In future Riga airport will have a Rail Baltic connection. Is there any thought about passenger integration – from train to plane and vice versa?

It’s an actually one of the best projects coming for airBaltic because the train will stop in front of the terminal and it’s like 200 meters from train to plane and all the passengers who have difficulties to come from different cities in the Baltics, they can come to Riga airport and just enter an airplane and go somewhere. So we will see the boost with Rail Baltica in 10 years time when it comes, we will see a boost for connectivity from the Baltics to the plane. And the train will not go to Dubai, so people will come from the city on a high-speed train and they will be entering one of our planes and fly to some of the destinations. So it will be a perfect combination and it’s something we are really waiting for when Rail Baltic comes to Riga airport.

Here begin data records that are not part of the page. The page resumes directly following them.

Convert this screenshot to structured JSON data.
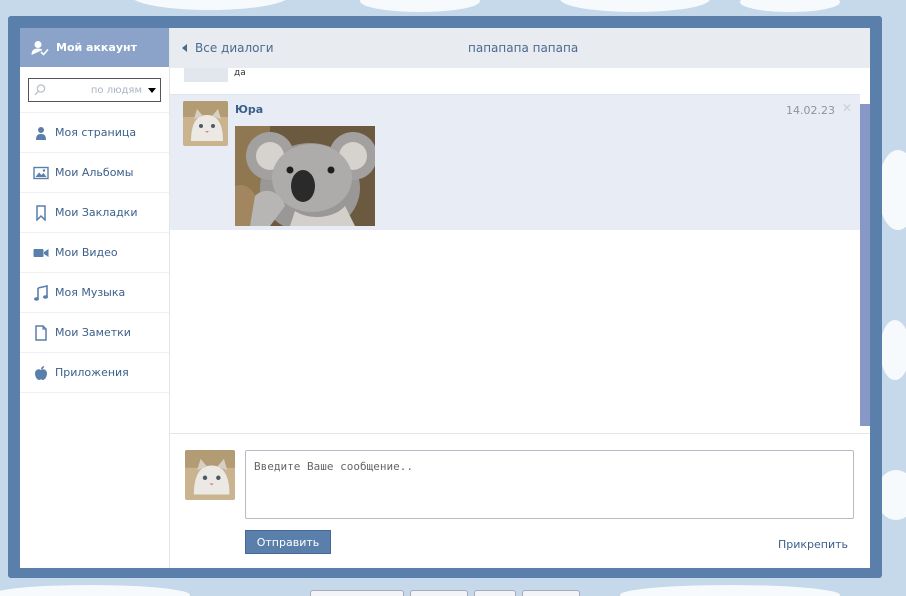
{
  "sidebar": {
    "account_label": "Мой аккаунт",
    "search": {
      "placeholder": "по людям"
    },
    "items": [
      {
        "label": "Моя страница",
        "icon": "person-icon"
      },
      {
        "label": "Мои Альбомы",
        "icon": "picture-icon"
      },
      {
        "label": "Мои Закладки",
        "icon": "bookmark-icon"
      },
      {
        "label": "Мои Видео",
        "icon": "video-camera-icon"
      },
      {
        "label": "Моя Музыка",
        "icon": "music-note-icon"
      },
      {
        "label": "Мои Заметки",
        "icon": "document-icon"
      },
      {
        "label": "Приложения",
        "icon": "apple-icon"
      }
    ]
  },
  "topbar": {
    "back_label": "Все диалоги",
    "title": "папапапа папапа"
  },
  "messages": {
    "previous_snippet": "да",
    "items": [
      {
        "author": "Юра",
        "date": "14.02.23",
        "close_glyph": "✕"
      }
    ]
  },
  "composer": {
    "placeholder": "Введите Ваше сообщение..",
    "send_label": "Отправить",
    "attach_label": "Прикрепить"
  },
  "colors": {
    "accent": "#5b7fab",
    "header": "#8ba3c8",
    "link": "#3b5f8a",
    "message_bg": "#e8ecf5",
    "scrollbar": "#8898c6"
  }
}
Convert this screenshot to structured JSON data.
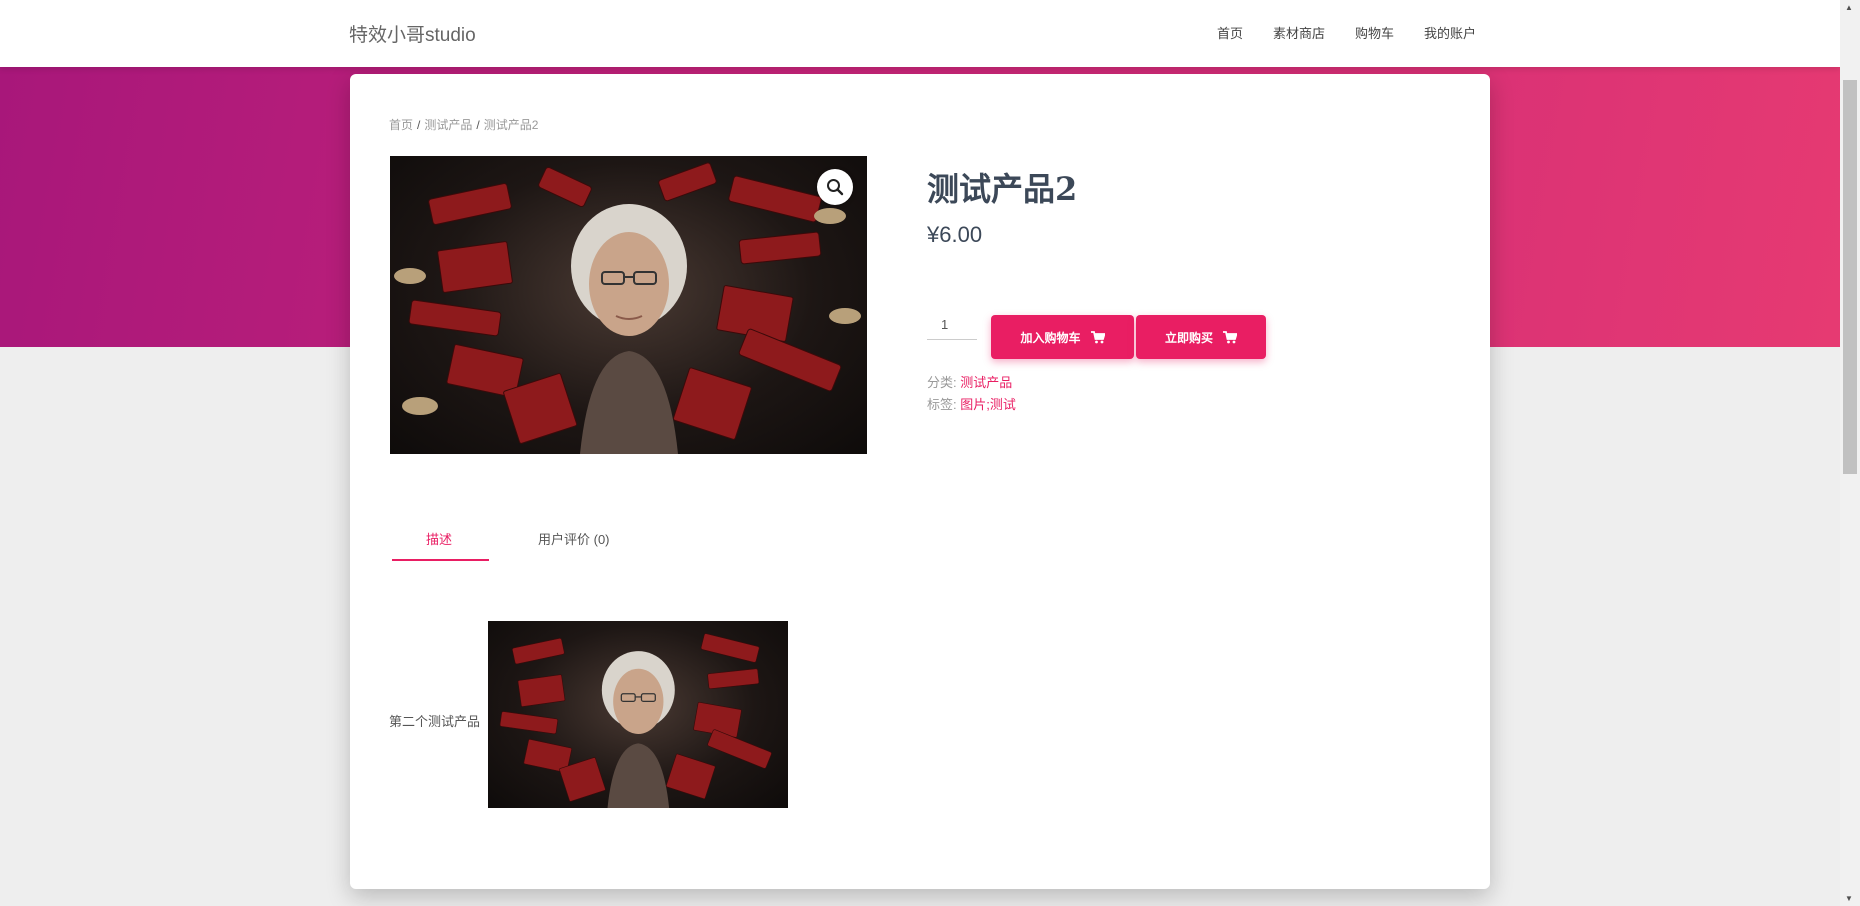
{
  "nav": {
    "brand": "特效小哥studio",
    "links": [
      "首页",
      "素材商店",
      "购物车",
      "我的账户"
    ]
  },
  "breadcrumb": {
    "items": [
      "首页",
      "测试产品",
      "测试产品2"
    ],
    "separator": "/"
  },
  "product": {
    "title": "测试产品2",
    "price": "¥6.00",
    "quantity": "1",
    "add_to_cart_label": "加入购物车",
    "buy_now_label": "立即购买",
    "category_label": "分类:",
    "category_value": "测试产品",
    "tags_label": "标签:",
    "tags_value": "图片;测试"
  },
  "tabs": {
    "description": "描述",
    "reviews": "用户评价 (0)"
  },
  "description": {
    "text": "第二个测试产品"
  },
  "colors": {
    "accent": "#e91e63",
    "hero_start": "#a8177a",
    "hero_end": "#e63a72",
    "title": "#3c4858"
  },
  "icons": [
    "zoom-icon",
    "cart-icon",
    "scroll-up-arrow-icon",
    "scroll-down-arrow-icon"
  ]
}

Right now air travel is one of safest means of transport because of air ventilation systems on the planes. More and more people are getting vaccinated all across world. Does airBaltic have any thought that only vaccinated persons could use its services?

We will not announce this today because it would be discriminating against people who can’t get a vaccine – you cannot get a vaccine, I can't get a vaccine, because there is not enough available. So you will disadvantage people saying that you can come on board when you have a vaccine. In the long term future of course it could be that you say you need to have a vaccine to be able to do this or that, but what we work on today is to have a green pass that the EU wants or the IATA travel pass where you can demonstrate that you have a negative test or a vaccination or you had Covid... But today to announce that only when you've had a vaccine you can fly is something that governments need to decide. We as an airline will go for whatever regulation is there but we don’t want to discriminate against anybody who has not get their vaccine yet.